I do miss my garden-I long for it every spring- and I need to come up with a way to have one again, but I know that the realities of farm life are truly not my cup of tea. Likewise, I feel that I understand the political food issues. Though I'm not an expert, and don't do enough about those issues on a political level, I don't need convincing of their righteousness. And I'm easily bored, especially when there's preaching.
This book does not pretend to be The Way for everyone. It is unassuming, personal, sensible, and encouraging. It is also loaded with lots of good practical , factual backup for any arguments you might have with, say, people who claim corporate chemical farming some how serves the poor of the planet, and who decry as "elitist" advocates for local, organically raised and free-range food.
Ms. Kingsolver's science background and writer's chops serve her well. She speaks confidently, and simply. The Monsanto stories, though not new, are just chilling. Her family and their home are interesting and appealing, without being too exemplary, or cute. I'm about half way through the book, and I'm a little bit re-motivated. Not that I was demotivated, but I'm sort of jazzed on the issues again. And the woman has me wanting to try my hand at making cheese. Meanwhile, the supermarket fruits and veggies from afar are looking like an even worse choice than usual, and I'm delighted and relieved that it is the beginning of the new year for my CSA farmbox.
The first farmbox of the year always looks beautiful to me, though it is necessarily a bit sparse, since we are in western PA, and it is barely June. There are herbs, spinach, lettuce, pea greens, strangely unformed, yet slightly woody onions, lovely crisp radishes (as mentioned earlier), and a bunch of rhubarb. (And, as every year, with the first box, there is a complementary round loaf of some soft-crusted mushball whole grain bread, which must be toasted to be tolerable. I don't get this- in all other ways, the Kretchmanns exhibit excellent taste. Oh well.)

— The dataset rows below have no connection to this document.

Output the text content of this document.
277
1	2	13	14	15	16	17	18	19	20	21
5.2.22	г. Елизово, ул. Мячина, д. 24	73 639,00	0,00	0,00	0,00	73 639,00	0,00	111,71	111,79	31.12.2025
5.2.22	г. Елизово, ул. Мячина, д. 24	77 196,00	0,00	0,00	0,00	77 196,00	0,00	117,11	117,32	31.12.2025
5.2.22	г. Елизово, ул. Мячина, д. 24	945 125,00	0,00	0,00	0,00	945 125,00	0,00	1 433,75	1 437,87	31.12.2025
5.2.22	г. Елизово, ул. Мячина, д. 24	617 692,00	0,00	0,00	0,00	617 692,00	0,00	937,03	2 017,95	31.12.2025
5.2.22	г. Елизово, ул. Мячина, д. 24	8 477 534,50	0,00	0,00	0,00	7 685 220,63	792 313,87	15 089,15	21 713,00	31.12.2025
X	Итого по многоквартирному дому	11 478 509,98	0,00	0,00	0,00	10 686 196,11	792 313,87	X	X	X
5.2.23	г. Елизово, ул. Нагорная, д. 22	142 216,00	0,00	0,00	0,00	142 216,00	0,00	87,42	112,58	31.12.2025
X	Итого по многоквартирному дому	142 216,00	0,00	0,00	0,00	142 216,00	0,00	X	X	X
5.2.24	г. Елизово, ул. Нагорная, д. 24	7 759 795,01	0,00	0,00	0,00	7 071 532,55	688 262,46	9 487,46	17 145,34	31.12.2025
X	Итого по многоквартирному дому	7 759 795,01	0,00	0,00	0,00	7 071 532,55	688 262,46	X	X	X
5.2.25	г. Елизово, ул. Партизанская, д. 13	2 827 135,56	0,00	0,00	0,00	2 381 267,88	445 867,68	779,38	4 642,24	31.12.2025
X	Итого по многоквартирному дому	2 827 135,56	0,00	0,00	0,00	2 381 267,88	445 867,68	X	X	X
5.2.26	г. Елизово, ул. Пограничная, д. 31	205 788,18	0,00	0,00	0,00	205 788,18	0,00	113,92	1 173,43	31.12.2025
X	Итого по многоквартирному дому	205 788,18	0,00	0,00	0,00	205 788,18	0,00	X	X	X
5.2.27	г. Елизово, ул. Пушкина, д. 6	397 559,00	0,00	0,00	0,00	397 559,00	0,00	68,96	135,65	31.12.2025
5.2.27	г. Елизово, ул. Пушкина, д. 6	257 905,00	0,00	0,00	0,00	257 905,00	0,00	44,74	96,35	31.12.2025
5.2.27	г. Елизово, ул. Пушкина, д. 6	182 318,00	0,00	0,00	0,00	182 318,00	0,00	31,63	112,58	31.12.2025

I'm having a Tilapia filet, baked in parchment with pea greens and herb butter for dinner. I'll let you know how it goes-it's an LA Times recipe, since deleted, but reconstructed via the good memory of an egullet member. There's going to be a supper of farmbox baby spinach with pinenuts and raisins over polenta in the picture too.
The rhubarb, washed and diced, is about 2 cups worth, just about enough for a quart of ice cream. This is how I made it:
Stew the rhubarb, cut into very small dice, for about 15 minutes in 2/3 cup of water with a pinch of salt, 3/4 cup sugar (or a mixture of sugar and golden syrup), a squirt of lemon juice, and a half of a split vanilla bean. Cool thoroughly, chilling if possible.
Combine the chilled rhubarb mixture with 1 cup of cream and one cup of milk. Freeze according to your ice cream maker's directions. This is a delicious, not too sweet, subtly flavored concoction, IIDSSMS.
Consume, feeling elegant. I'm going to save some for next weekend, in the hope that there will be strawberies in the farmbox. Clearly this ice cream woud be insanely good with some pulverized real strawberries on top.